In this beautiful landscape, the people of the Lake Toba region – including Samosir – live their lives as farmers, ranchers, and carry out their cultural activities. Given that, tourism is possible as a ‘sideline’ industry. Agriculture can continue as it should, and once reaches its potential can even underpin other industries around including tourism. Rural and agricultural development must put first.

But it seems like the government doesn’t even consider this fact. The forceful tourism industrialization is intended to produce new capital circuit since the very beginning. By stages; acquired lands and turned it into commodity (tourism space), built the ‘built environment’ for the tourism (secondary circuit) such as hotels, restaurants, etc. and then conditioned the farmers to had no options other than joining this industry.

The ambition of tourism development in the Lake Toba Region had been and will continue to dispossess the farmers/locals from their living space. Even if tourism is able to contribute significantly to state income, this policy also consequently encourages the sharpening of inequality.

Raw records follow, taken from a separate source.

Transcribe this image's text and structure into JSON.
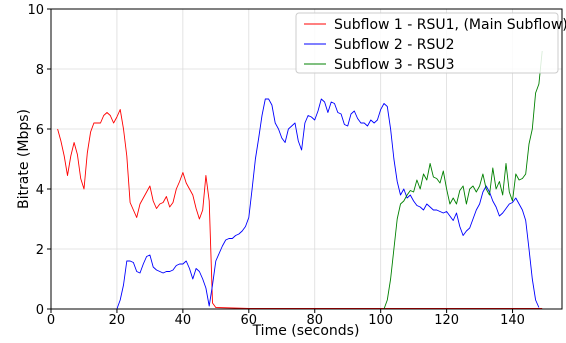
{
  "chart_data": {
    "type": "line",
    "title": "",
    "xlabel": "Time (seconds)",
    "ylabel": "Bitrate (Mbps)",
    "xlim": [
      0,
      155
    ],
    "ylim": [
      0,
      10
    ],
    "x_ticks": [
      0,
      20,
      40,
      60,
      80,
      100,
      120,
      140
    ],
    "y_ticks": [
      0,
      2,
      4,
      6,
      8,
      10
    ],
    "grid": true,
    "legend_position": "top-right",
    "series": [
      {
        "name": "Subflow 1 - RSU1, (Main Subflow)",
        "color": "#ff0000",
        "points": [
          [
            2,
            6.0
          ],
          [
            3,
            5.6
          ],
          [
            4,
            5.1
          ],
          [
            5,
            4.45
          ],
          [
            6,
            5.1
          ],
          [
            7,
            5.55
          ],
          [
            8,
            5.15
          ],
          [
            9,
            4.35
          ],
          [
            10,
            4.0
          ],
          [
            11,
            5.2
          ],
          [
            12,
            5.9
          ],
          [
            13,
            6.2
          ],
          [
            14,
            6.2
          ],
          [
            15,
            6.2
          ],
          [
            16,
            6.45
          ],
          [
            17,
            6.55
          ],
          [
            18,
            6.45
          ],
          [
            19,
            6.2
          ],
          [
            20,
            6.4
          ],
          [
            21,
            6.65
          ],
          [
            22,
            6.0
          ],
          [
            23,
            5.1
          ],
          [
            24,
            3.55
          ],
          [
            25,
            3.3
          ],
          [
            26,
            3.05
          ],
          [
            27,
            3.5
          ],
          [
            28,
            3.7
          ],
          [
            29,
            3.9
          ],
          [
            30,
            4.1
          ],
          [
            31,
            3.6
          ],
          [
            32,
            3.35
          ],
          [
            33,
            3.5
          ],
          [
            34,
            3.55
          ],
          [
            35,
            3.75
          ],
          [
            36,
            3.4
          ],
          [
            37,
            3.55
          ],
          [
            38,
            4.0
          ],
          [
            39,
            4.25
          ],
          [
            40,
            4.55
          ],
          [
            41,
            4.2
          ],
          [
            42,
            4.0
          ],
          [
            43,
            3.8
          ],
          [
            44,
            3.35
          ],
          [
            45,
            3.0
          ],
          [
            46,
            3.3
          ],
          [
            47,
            4.45
          ],
          [
            48,
            3.6
          ],
          [
            49,
            0.2
          ],
          [
            50,
            0.05
          ],
          [
            60,
            0.02
          ],
          [
            80,
            0.02
          ],
          [
            100,
            0.02
          ],
          [
            120,
            0.02
          ],
          [
            140,
            0.02
          ],
          [
            149,
            0.02
          ]
        ]
      },
      {
        "name": "Subflow 2 - RSU2",
        "color": "#0000ff",
        "points": [
          [
            2,
            0.0
          ],
          [
            20,
            0.0
          ],
          [
            21,
            0.3
          ],
          [
            22,
            0.8
          ],
          [
            23,
            1.6
          ],
          [
            24,
            1.6
          ],
          [
            25,
            1.55
          ],
          [
            26,
            1.25
          ],
          [
            27,
            1.2
          ],
          [
            28,
            1.5
          ],
          [
            29,
            1.75
          ],
          [
            30,
            1.8
          ],
          [
            31,
            1.4
          ],
          [
            32,
            1.3
          ],
          [
            33,
            1.25
          ],
          [
            34,
            1.2
          ],
          [
            35,
            1.25
          ],
          [
            36,
            1.25
          ],
          [
            37,
            1.3
          ],
          [
            38,
            1.45
          ],
          [
            39,
            1.5
          ],
          [
            40,
            1.5
          ],
          [
            41,
            1.6
          ],
          [
            42,
            1.35
          ],
          [
            43,
            1.0
          ],
          [
            44,
            1.35
          ],
          [
            45,
            1.25
          ],
          [
            46,
            1.0
          ],
          [
            47,
            0.7
          ],
          [
            48,
            0.1
          ],
          [
            49,
            0.8
          ],
          [
            50,
            1.6
          ],
          [
            51,
            1.85
          ],
          [
            52,
            2.1
          ],
          [
            53,
            2.3
          ],
          [
            54,
            2.35
          ],
          [
            55,
            2.35
          ],
          [
            56,
            2.45
          ],
          [
            57,
            2.5
          ],
          [
            58,
            2.6
          ],
          [
            59,
            2.75
          ],
          [
            60,
            3.05
          ],
          [
            61,
            4.0
          ],
          [
            62,
            5.0
          ],
          [
            63,
            5.7
          ],
          [
            64,
            6.45
          ],
          [
            65,
            7.0
          ],
          [
            66,
            7.0
          ],
          [
            67,
            6.8
          ],
          [
            68,
            6.2
          ],
          [
            69,
            6.0
          ],
          [
            70,
            5.7
          ],
          [
            71,
            5.55
          ],
          [
            72,
            6.0
          ],
          [
            73,
            6.1
          ],
          [
            74,
            6.2
          ],
          [
            75,
            5.6
          ],
          [
            76,
            5.3
          ],
          [
            77,
            6.2
          ],
          [
            78,
            6.45
          ],
          [
            79,
            6.4
          ],
          [
            80,
            6.3
          ],
          [
            81,
            6.6
          ],
          [
            82,
            7.0
          ],
          [
            83,
            6.9
          ],
          [
            84,
            6.55
          ],
          [
            85,
            6.9
          ],
          [
            86,
            6.85
          ],
          [
            87,
            6.55
          ],
          [
            88,
            6.5
          ],
          [
            89,
            6.15
          ],
          [
            90,
            6.1
          ],
          [
            91,
            6.5
          ],
          [
            92,
            6.6
          ],
          [
            93,
            6.35
          ],
          [
            94,
            6.2
          ],
          [
            95,
            6.2
          ],
          [
            96,
            6.1
          ],
          [
            97,
            6.3
          ],
          [
            98,
            6.2
          ],
          [
            99,
            6.3
          ],
          [
            100,
            6.65
          ],
          [
            101,
            6.85
          ],
          [
            102,
            6.75
          ],
          [
            103,
            6.0
          ],
          [
            104,
            5.0
          ],
          [
            105,
            4.25
          ],
          [
            106,
            3.8
          ],
          [
            107,
            4.0
          ],
          [
            108,
            3.7
          ],
          [
            109,
            3.8
          ],
          [
            110,
            3.6
          ],
          [
            111,
            3.45
          ],
          [
            112,
            3.4
          ],
          [
            113,
            3.3
          ],
          [
            114,
            3.5
          ],
          [
            115,
            3.4
          ],
          [
            116,
            3.3
          ],
          [
            117,
            3.3
          ],
          [
            118,
            3.25
          ],
          [
            119,
            3.2
          ],
          [
            120,
            3.25
          ],
          [
            121,
            3.1
          ],
          [
            122,
            2.95
          ],
          [
            123,
            3.2
          ],
          [
            124,
            2.75
          ],
          [
            125,
            2.45
          ],
          [
            126,
            2.6
          ],
          [
            127,
            2.7
          ],
          [
            128,
            3.0
          ],
          [
            129,
            3.3
          ],
          [
            130,
            3.5
          ],
          [
            131,
            3.9
          ],
          [
            132,
            4.1
          ],
          [
            133,
            3.9
          ],
          [
            134,
            3.6
          ],
          [
            135,
            3.4
          ],
          [
            136,
            3.1
          ],
          [
            137,
            3.2
          ],
          [
            138,
            3.35
          ],
          [
            139,
            3.5
          ],
          [
            140,
            3.55
          ],
          [
            141,
            3.7
          ],
          [
            142,
            3.5
          ],
          [
            143,
            3.3
          ],
          [
            144,
            2.95
          ],
          [
            145,
            2.0
          ],
          [
            146,
            1.0
          ],
          [
            147,
            0.3
          ],
          [
            148,
            0.05
          ]
        ]
      },
      {
        "name": "Subflow 3 - RSU3",
        "color": "#008000",
        "points": [
          [
            2,
            0.0
          ],
          [
            101,
            0.0
          ],
          [
            102,
            0.3
          ],
          [
            103,
            1.0
          ],
          [
            104,
            2.0
          ],
          [
            105,
            3.0
          ],
          [
            106,
            3.5
          ],
          [
            107,
            3.6
          ],
          [
            108,
            3.8
          ],
          [
            109,
            3.95
          ],
          [
            110,
            3.9
          ],
          [
            111,
            4.3
          ],
          [
            112,
            4.0
          ],
          [
            113,
            4.5
          ],
          [
            114,
            4.3
          ],
          [
            115,
            4.85
          ],
          [
            116,
            4.4
          ],
          [
            117,
            4.35
          ],
          [
            118,
            4.2
          ],
          [
            119,
            4.6
          ],
          [
            120,
            4.0
          ],
          [
            121,
            3.5
          ],
          [
            122,
            3.7
          ],
          [
            123,
            3.5
          ],
          [
            124,
            3.95
          ],
          [
            125,
            4.1
          ],
          [
            126,
            3.5
          ],
          [
            127,
            4.0
          ],
          [
            128,
            4.1
          ],
          [
            129,
            3.9
          ],
          [
            130,
            4.1
          ],
          [
            131,
            4.5
          ],
          [
            132,
            4.0
          ],
          [
            133,
            3.8
          ],
          [
            134,
            4.7
          ],
          [
            135,
            4.0
          ],
          [
            136,
            4.25
          ],
          [
            137,
            3.8
          ],
          [
            138,
            4.85
          ],
          [
            139,
            3.9
          ],
          [
            140,
            3.6
          ],
          [
            141,
            4.5
          ],
          [
            142,
            4.3
          ],
          [
            143,
            4.35
          ],
          [
            144,
            4.5
          ],
          [
            145,
            5.5
          ],
          [
            146,
            6.0
          ],
          [
            147,
            7.2
          ],
          [
            148,
            7.5
          ],
          [
            149,
            8.6
          ]
        ]
      }
    ]
  }
}
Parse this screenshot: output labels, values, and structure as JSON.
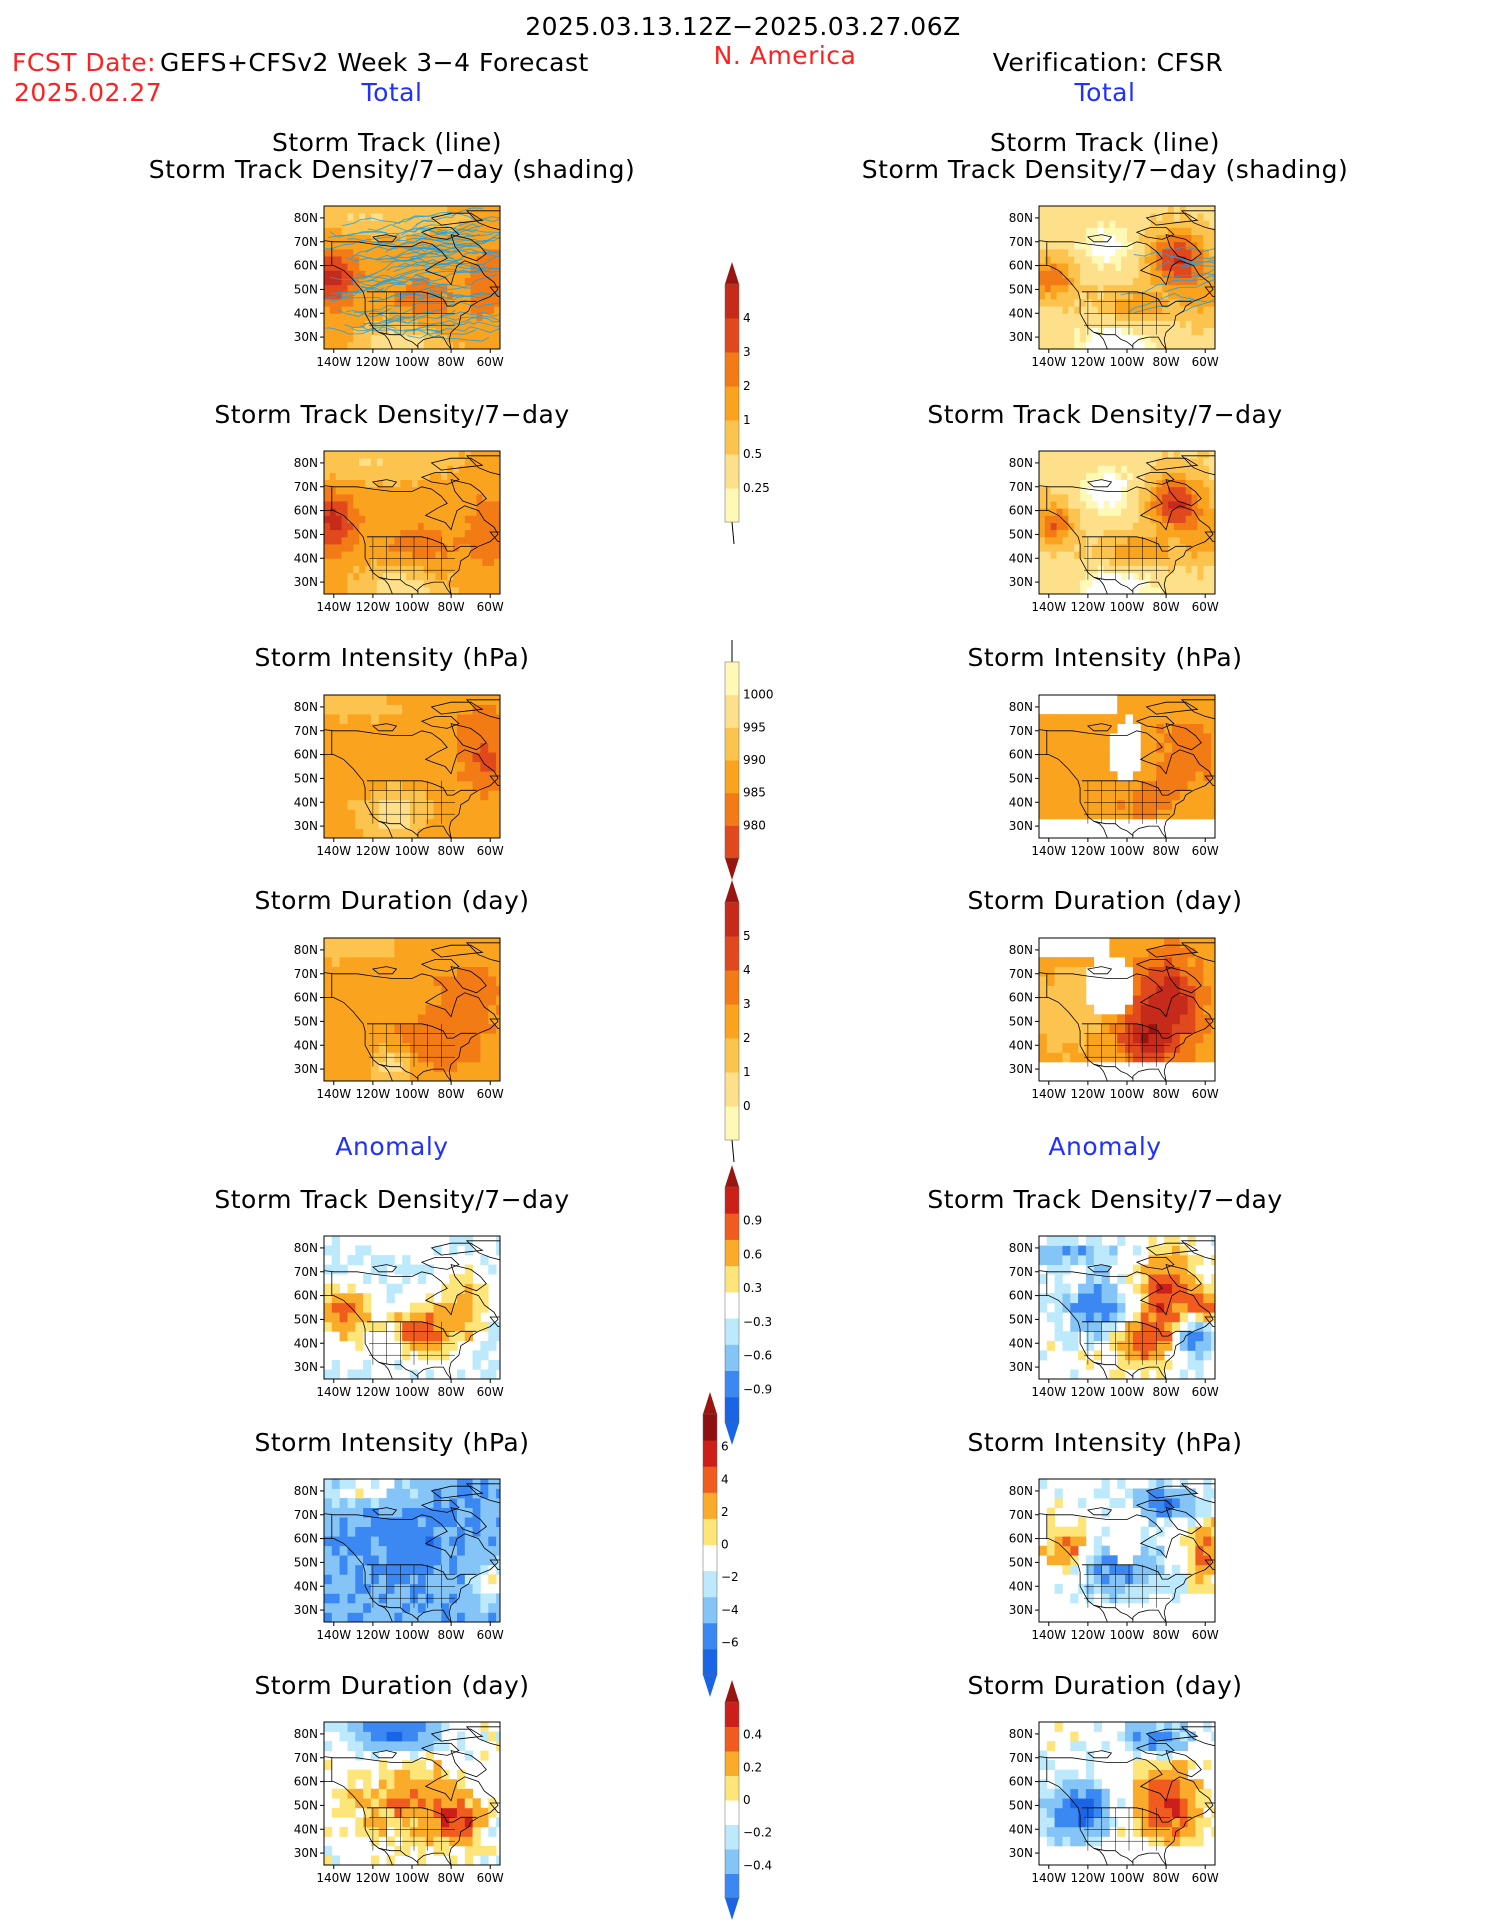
{
  "header": {
    "period": "2025.03.13.12Z−2025.03.27.06Z",
    "fcst_date_label": "FCST Date:",
    "fcst_date": "2025.02.27",
    "model": "GEFS+CFSv2 Week 3−4 Forecast",
    "region": "N. America",
    "verification": "Verification: CFSR",
    "left_total": "Total",
    "right_total": "Total",
    "left_anomaly": "Anomaly",
    "right_anomaly": "Anomaly"
  },
  "panel_titles": {
    "track_line": "Storm Track (line)",
    "track_shading": "Storm Track Density/7−day (shading)",
    "density": "Storm Track Density/7−day",
    "intensity": "Storm Intensity (hPa)",
    "duration": "Storm Duration (day)"
  },
  "axes": {
    "lat_ticks": [
      "80N",
      "70N",
      "60N",
      "50N",
      "40N",
      "30N"
    ],
    "lon_ticks": [
      "140W",
      "120W",
      "100W",
      "80W",
      "60W"
    ],
    "lat_range": [
      25,
      85
    ],
    "lon_range": [
      -145,
      -55
    ]
  },
  "colors": {
    "palette_total": [
      "#fff9b8",
      "#fee08a",
      "#fcc44e",
      "#f9a31e",
      "#f27b15",
      "#e0491d",
      "#c62a1a",
      "#99150f"
    ],
    "palette_anom": [
      "#1965e6",
      "#3b88f2",
      "#84c4f7",
      "#bce9fb",
      "#ffffff",
      "#fee579",
      "#fbab2a",
      "#f05c1e",
      "#cc1f1a",
      "#8f1010"
    ],
    "track_line": "#1ca0e6"
  },
  "chart_data": [
    {
      "type": "heatmap",
      "id": "colorbar_density_total",
      "ticks": [
        "0.25",
        "0.5",
        "1",
        "2",
        "3",
        "4"
      ]
    },
    {
      "type": "heatmap",
      "id": "colorbar_intensity_total",
      "ticks": [
        "1000",
        "995",
        "990",
        "985",
        "980"
      ]
    },
    {
      "type": "heatmap",
      "id": "colorbar_duration_total",
      "ticks": [
        "0",
        "1",
        "2",
        "3",
        "4",
        "5"
      ]
    },
    {
      "type": "heatmap",
      "id": "colorbar_density_anom",
      "ticks": [
        "−0.9",
        "−0.6",
        "−0.3",
        "0.3",
        "0.6",
        "0.9"
      ]
    },
    {
      "type": "heatmap",
      "id": "colorbar_intensity_anom",
      "ticks": [
        "−6",
        "−4",
        "−2",
        "0",
        "2",
        "4",
        "6"
      ]
    },
    {
      "type": "heatmap",
      "id": "colorbar_duration_anom",
      "ticks": [
        "−0.4",
        "−0.2",
        "0",
        "0.2",
        "0.4"
      ]
    }
  ]
}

The increasement of income from tourism will only placing a few as a dominant stakeholders and beneficiaries. Especially, the ones with economic and political capital like networking with government officials (patron-client).

This process will also stimulate the capitalist to inject their capital, and then quitting it once the tourism run out of its potential. At first it stimulates land rush, dispossession, and then will be abandon or turn the land into a whole new space (Boom-Bust-Quit). In short, the land now is an object of speculation.

Moreover, tourism development involving investors is often carried out without active people participation. Lack of participation can occur in planning, managing, supervising, or even not being involved in all three.

This reflects on the experience of how the government drives tourism development in the Lake Toba Area. Records stated, the tourism development has put the farmers and indigenous at the more vulnerable position. Vulnerable, because they’re forced to ‘forget’ the living space as how they perceived, conceived, and lived for years.

Still on that matter, it should be emphasized that the agricultural sector is the main source of income for the locals of Lake Toba area, including Samosir Regency. Based on data from BPS North Sumatra for the last 5 years, the percentage of agricultural sector employment is more than 50%.  But unfortunately support for the agricultural sector is still far behind the tourism sector.

While in fact, agriculture is a sector that has been thoroughly understood and lived for many years by the locals on the space that is now projected as a tourist attraction. This is what we understand as the modification of social space as happened in Sianjur Mula-mula.

The contradictory in these policy orientations is a bright picture of huge ambition of the state for tourism. Forget about the narratives on wealth redistribution, equitable welfare, and so on. To be more critical, have a look on who are the real actors and benficiaries of this agenda. Identifies who owns which hotel, whose businesses that road infrastructure goes through, and so on.

The participation of the locals as tourism actors is merely a catchphrase. In reality the locals are just spectators. They watch their living space slowly being usurped, interpreted differently, and wait for the point where they are completely eliminated.

The disconnection of tourism with the development of agriculture will only excacerbate the situation. Land acquisition is mandatory for tourism development. Tourism development requires space modification. Space modification will stimulate ‘land rush’ and disposessesions. The dispossession meant the loss of means of production. The loss of means of productions is the loss of farmers.

Given that, this disconnection is a ticking time bomb. Once the dispossession of means of production becomes widespread, the landless farmers are parts of surplus population that won’t get absorbed by the tourism industry. At best, the locals would only submit themselves to vulnerability; informal workers, street vendors, or basically slaves.

Allowing tourism to run while destroying the living space of farmers and locals is the perfect way to kill ourselves slowly.